NHS England has launched a formal market engagement process worth up to £110 million, inviting technology suppliers to help design a new generation of digital health services for children. The process signals a significant shift in how the health service intends to manage preventative care for young people, from birth through to adolescence.

At present, child health in England relies on a patchwork of systems. The child health information service, antenatal and newborn screening programmes, and the personal child health record, the paper booklet known as the Red Book that parents are handed at birth, all operate with limited digital integration. NHS England has determined this is no longer fit for purpose.

The programme sits within the Transformation Directorate and brings together products and services used across preventative child health into a single delivery area. The stated goal is not simply to convert paper processes into digital ones, but to rethink how those services function. NHS England has indicated it wants to draw on artificial intelligence and a deeper understanding of health behaviours to support families more proactively, rather than reactively.

In practical terms, this means frontline workers in maternity and health visiting services would be able to record outcomes directly through the NHS App. Parents would have access to a digital version of the Red Book. Data flows between services would be improved so that information follows the child rather than sitting in disconnected records across different parts of the system.

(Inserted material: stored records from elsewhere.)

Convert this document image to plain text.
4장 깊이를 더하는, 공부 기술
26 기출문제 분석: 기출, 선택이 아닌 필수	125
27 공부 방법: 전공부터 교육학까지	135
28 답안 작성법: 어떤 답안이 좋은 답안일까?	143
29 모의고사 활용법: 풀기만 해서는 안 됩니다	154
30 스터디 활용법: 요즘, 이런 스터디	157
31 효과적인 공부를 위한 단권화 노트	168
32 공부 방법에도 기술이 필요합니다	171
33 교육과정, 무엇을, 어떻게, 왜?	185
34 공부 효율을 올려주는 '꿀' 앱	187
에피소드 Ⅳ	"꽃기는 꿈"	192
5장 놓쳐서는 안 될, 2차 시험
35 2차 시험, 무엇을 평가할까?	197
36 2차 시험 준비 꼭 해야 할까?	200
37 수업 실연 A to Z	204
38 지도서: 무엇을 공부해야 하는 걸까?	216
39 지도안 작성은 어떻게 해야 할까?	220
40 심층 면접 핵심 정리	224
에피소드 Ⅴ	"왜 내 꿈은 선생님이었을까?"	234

The market engagement stage is, by design, exploratory. NHS England wants to establish whether suppliers can actually meet these requirements and what a realistic budget looks like before committing to a formal tender. Interested companies have been asked to complete a request for information document by 6 July 2026. A webinar explaining the programme's aims is scheduled for 16 June. Contract dates are estimated to run from July 2027 to June 2030, with an option to extend to June 2031.

The announcement comes against a backdrop of growing investment in digital services specifically aimed at children and young people across the health service. In the West Midlands, Black Country Healthcare NHS Foundation Trust recently moved to award a contract worth £30,000 to an AI-assisted mental health platform for young people across Dudley, Sandwell, Walsall and Wolverhampton. The service offers more than 150 evidence-based exercises covering anxiety, low mood and behavioural techniques.

Separately, NHS England awarded a five-year contract worth up to £1.5 million to a digital education platform supporting children and young people living with Type 1 and Type 2 diabetes. The platform is designed to be universally available and to promote self-management of the condition.

These individual contracts are modest in scale compared to the £110 million programme, but they reflect a consistent direction of travel. Trusts and commissioners are actively procuring digital tools for children's health where none previously existed, or where paper and telephone-based services have persisted longer than in other parts of the NHS.

Birmingham Women's and Children's NHS Foundation Trust went live with a new electronic patient record system in May last year, following several years of planning. The trust's chief technology officer has described it as a significant step forward in its data infrastructure, and said the focus now shifts to deciding where to go next with that foundation in place.

Whether NHS England's broader ambitions for children's digital health can be realised will depend partly on what this market engagement reveals. The health service has set out a clear vision. The question now is whether the technology sector can respond to it at the scale and cost required.